The title to the book refers to the layers and roles we each have in ourselves. Anna has to write a poem as an assignment. In the first one she writes about the peeling of an onion, as the layers are stripped back the essential onion is revealed – good and wholesome. At this stage Anna is fighting her injuries, not acknowledging the extent of them and determined her life will be as it was. She is in denial and angry.

She revises her poem. The second poem is about an onion being peeled revealing a rotten core. Anna is despair. Her injuries are worse than first thought. She is unable to attend school still despite her attempts to do so. Her romance is rocky and her family is stressed. She starts to believe it would be better off if she’d died. Reluctantly she agrees to counselling.

A chance encounter with the driver of the other car sends her to the core of her fears and her darkest moments.

Without explaining here exactly what happens, Anna comes to terms with what has happened. Her final poem is about the onion bulb sprouting new life.

She has peeled the onion.

Despite the subject matter the book is a light read and optimistic in the end. There is gentle humour throughout the book and serious teenage romance which is realistically portrayed.

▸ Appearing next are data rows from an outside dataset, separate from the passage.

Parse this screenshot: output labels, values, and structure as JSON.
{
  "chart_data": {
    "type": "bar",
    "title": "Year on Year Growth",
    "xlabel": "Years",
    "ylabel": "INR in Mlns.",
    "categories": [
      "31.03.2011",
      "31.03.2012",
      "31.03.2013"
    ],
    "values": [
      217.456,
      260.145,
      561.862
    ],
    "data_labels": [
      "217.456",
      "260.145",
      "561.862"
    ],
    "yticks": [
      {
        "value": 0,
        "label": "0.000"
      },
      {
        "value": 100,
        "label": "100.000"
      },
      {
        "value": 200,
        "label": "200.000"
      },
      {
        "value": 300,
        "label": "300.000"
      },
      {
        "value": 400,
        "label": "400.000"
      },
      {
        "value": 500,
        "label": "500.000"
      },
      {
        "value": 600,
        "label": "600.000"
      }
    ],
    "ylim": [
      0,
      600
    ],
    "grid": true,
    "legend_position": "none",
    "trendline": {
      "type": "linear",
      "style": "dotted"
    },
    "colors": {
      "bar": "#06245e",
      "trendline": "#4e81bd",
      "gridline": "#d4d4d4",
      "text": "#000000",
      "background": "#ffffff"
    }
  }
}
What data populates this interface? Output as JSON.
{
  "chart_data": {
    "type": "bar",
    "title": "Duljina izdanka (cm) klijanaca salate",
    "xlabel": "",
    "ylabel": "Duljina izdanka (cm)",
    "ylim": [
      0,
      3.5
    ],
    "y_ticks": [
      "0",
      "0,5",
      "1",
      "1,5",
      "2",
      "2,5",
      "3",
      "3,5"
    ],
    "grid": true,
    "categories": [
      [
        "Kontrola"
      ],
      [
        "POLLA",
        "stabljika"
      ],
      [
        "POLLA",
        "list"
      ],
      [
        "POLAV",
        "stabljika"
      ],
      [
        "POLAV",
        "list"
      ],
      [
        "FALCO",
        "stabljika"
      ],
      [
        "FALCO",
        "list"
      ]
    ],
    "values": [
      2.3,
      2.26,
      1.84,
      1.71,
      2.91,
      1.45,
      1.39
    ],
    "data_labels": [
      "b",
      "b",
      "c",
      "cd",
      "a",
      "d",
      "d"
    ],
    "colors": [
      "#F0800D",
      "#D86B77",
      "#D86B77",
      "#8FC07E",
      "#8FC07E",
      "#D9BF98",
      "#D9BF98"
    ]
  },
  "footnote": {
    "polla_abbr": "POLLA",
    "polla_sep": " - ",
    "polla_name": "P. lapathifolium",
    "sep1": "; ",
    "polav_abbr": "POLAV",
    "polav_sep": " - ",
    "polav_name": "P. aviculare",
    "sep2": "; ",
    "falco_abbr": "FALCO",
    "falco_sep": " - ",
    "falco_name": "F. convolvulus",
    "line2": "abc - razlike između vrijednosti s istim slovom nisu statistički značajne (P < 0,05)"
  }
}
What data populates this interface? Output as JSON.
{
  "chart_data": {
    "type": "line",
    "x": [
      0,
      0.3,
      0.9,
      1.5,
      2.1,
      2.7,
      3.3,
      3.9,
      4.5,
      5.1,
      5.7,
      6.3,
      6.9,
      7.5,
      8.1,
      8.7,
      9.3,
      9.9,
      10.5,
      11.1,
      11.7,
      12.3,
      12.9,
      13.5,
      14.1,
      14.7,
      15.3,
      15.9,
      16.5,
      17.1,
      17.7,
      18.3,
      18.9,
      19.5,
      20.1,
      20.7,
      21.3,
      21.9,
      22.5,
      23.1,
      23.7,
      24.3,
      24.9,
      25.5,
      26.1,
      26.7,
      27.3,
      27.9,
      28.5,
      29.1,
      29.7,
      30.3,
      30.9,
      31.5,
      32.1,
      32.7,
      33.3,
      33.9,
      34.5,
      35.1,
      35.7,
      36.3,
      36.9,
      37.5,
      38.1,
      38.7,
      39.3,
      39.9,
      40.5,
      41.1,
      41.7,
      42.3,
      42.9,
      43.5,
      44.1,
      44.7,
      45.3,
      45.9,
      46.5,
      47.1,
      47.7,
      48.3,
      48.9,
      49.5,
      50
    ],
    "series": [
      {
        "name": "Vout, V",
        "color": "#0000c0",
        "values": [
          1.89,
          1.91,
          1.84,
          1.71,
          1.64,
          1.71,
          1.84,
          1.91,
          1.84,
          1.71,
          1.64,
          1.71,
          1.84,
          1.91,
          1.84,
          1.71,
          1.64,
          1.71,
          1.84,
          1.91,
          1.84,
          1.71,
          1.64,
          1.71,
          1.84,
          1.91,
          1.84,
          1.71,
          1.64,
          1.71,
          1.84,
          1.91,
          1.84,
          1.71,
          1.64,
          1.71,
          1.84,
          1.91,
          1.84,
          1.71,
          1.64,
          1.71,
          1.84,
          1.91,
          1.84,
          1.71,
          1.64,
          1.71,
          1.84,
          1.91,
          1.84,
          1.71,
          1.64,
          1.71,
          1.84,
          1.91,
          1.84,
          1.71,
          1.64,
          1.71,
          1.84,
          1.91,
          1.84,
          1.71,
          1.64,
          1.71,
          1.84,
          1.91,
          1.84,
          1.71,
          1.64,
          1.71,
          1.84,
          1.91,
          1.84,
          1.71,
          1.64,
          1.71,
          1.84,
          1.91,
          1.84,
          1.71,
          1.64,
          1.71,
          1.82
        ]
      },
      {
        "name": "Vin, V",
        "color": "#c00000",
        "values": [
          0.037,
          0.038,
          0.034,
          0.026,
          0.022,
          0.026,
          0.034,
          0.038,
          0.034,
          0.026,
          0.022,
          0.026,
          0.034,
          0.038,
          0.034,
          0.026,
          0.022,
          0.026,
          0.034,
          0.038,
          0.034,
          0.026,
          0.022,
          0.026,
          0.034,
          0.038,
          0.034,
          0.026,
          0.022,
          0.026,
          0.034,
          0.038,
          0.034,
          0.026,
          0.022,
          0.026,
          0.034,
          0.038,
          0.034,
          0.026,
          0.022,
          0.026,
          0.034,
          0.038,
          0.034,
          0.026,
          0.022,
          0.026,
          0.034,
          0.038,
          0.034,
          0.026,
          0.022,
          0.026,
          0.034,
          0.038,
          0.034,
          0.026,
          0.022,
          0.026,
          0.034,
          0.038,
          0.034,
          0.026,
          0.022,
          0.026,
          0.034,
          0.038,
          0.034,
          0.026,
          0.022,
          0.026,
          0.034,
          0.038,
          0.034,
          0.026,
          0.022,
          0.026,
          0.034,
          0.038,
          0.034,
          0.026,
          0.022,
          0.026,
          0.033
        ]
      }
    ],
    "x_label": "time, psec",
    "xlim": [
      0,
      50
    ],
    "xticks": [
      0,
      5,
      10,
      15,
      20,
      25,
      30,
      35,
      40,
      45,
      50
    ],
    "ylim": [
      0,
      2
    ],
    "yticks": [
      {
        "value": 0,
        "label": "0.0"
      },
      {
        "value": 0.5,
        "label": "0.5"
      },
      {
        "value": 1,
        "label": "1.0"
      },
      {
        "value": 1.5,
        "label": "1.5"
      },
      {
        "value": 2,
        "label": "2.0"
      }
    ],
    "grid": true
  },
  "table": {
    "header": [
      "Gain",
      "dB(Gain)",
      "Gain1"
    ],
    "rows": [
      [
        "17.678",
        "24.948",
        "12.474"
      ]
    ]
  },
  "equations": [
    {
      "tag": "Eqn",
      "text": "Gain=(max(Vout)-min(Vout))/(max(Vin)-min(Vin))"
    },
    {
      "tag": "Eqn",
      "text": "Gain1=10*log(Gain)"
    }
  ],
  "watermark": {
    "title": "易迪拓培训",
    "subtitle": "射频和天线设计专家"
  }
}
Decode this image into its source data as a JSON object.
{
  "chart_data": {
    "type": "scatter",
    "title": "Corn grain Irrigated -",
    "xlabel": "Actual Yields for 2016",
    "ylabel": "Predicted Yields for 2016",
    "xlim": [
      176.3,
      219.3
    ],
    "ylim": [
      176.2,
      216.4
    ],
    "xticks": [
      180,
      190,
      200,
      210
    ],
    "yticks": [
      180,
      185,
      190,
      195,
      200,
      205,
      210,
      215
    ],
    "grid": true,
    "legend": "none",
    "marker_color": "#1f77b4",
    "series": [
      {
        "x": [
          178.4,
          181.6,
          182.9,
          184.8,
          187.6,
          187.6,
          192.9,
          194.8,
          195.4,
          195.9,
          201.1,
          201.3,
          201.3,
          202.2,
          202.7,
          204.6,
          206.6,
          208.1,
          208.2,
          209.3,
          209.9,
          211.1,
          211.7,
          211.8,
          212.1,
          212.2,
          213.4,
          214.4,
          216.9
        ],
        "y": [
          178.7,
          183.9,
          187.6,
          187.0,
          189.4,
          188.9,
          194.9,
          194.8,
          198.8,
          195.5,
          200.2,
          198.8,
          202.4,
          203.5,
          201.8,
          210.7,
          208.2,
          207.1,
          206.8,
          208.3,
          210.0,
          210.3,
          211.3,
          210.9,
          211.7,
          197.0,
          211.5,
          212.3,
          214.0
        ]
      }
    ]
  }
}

The minor characters lacked complexity, though Anna herself is well drawn. For instance, her mother bakes under stress; her younger sister is always inventing an illness. The impact on a family is more complicated than that.
This book is set in an Australian country town and the school setting and the law as it relates to the accident is Victorian.

If you want a quick, light read that nevertheless provokes some thought, I recommend this book, even if you’re no longer a ‘young adult’.

Have you ever read a book that was for a younger audience? What was it? Did you enjoy it?